Subject: Re: calendar vs. NIS
To: tech-userlevel <firstname.lastname@example.org>
From: Joerg Klemenz <email@example.com>
Date: 11/07/2002 15:43:59
Matthias Buelow wrote:
> Just split it into two loops: one to gather UIDs; then sort the UIDs
> thus found. Then make a second go over the new list, doing the
> calendar stuff on each UID. You can either remove duplicates from
> the sorted list before going throug it for the calendar processing,
> or, since it's sorted, you can check if the next entry is the same
> UID as the current one, and just skip it.
This sounds like massive overkill to me. The vast majority of systems
have an already semi-sorted passwd file with <100 users. Calendar is
not a high-end database application.
I just looked at the code a little: it has three gotos and never
closes its temp file, but throws away the descriptor and unlinks the
pathname (with UID 0).
in the calendar file will grow the memory usage of calendar forever.
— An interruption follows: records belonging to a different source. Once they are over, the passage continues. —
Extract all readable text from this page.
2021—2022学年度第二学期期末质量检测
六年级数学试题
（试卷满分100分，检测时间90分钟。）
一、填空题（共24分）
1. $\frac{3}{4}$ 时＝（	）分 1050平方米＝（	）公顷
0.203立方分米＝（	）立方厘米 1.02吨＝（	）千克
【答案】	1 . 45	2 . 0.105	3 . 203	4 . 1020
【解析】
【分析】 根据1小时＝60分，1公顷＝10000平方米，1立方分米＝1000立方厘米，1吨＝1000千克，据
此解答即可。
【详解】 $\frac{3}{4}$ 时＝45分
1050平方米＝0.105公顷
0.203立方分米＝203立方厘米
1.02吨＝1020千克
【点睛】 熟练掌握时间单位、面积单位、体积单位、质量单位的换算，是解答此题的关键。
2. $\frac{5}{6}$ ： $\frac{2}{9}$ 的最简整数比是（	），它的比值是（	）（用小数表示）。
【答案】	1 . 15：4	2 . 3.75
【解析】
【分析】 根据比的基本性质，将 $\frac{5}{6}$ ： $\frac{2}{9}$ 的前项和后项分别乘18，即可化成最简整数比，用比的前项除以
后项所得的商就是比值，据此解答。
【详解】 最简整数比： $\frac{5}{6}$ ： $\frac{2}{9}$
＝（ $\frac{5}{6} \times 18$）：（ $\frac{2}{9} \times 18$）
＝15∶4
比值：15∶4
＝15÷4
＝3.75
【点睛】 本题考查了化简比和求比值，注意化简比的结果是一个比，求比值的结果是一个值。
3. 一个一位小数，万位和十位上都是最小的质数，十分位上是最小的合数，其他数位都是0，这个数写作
I
just tried it out on a simulated machine (what else can you do with
this weather): the process gets killed in seconds when the swap runs
out. A malicous user can kill the calendar -a process. CPP should
_really_ check its input files!
> This entirely removes the highly suboptimal duplicates checking from
> the passwd-walking loop. In contrast to your linear-list
> duplicates-finding solution, which runs on O(n^2), this method would
> be in O(n log n), which should be optimal for that application.
The reverse sorted list I showed in the other post should attack that.
It has almost no performance drop for normal users while it fixes NIS
without beeing overly complex. Exponential runtime is not a problem if
the worst case scenario (100000+ users on NIS) can be handled in
seconds or minutes.
The real bottleneck is NIS itself followed by the getpw* routines. The
runtime of the sorting list routine probably makes little difference.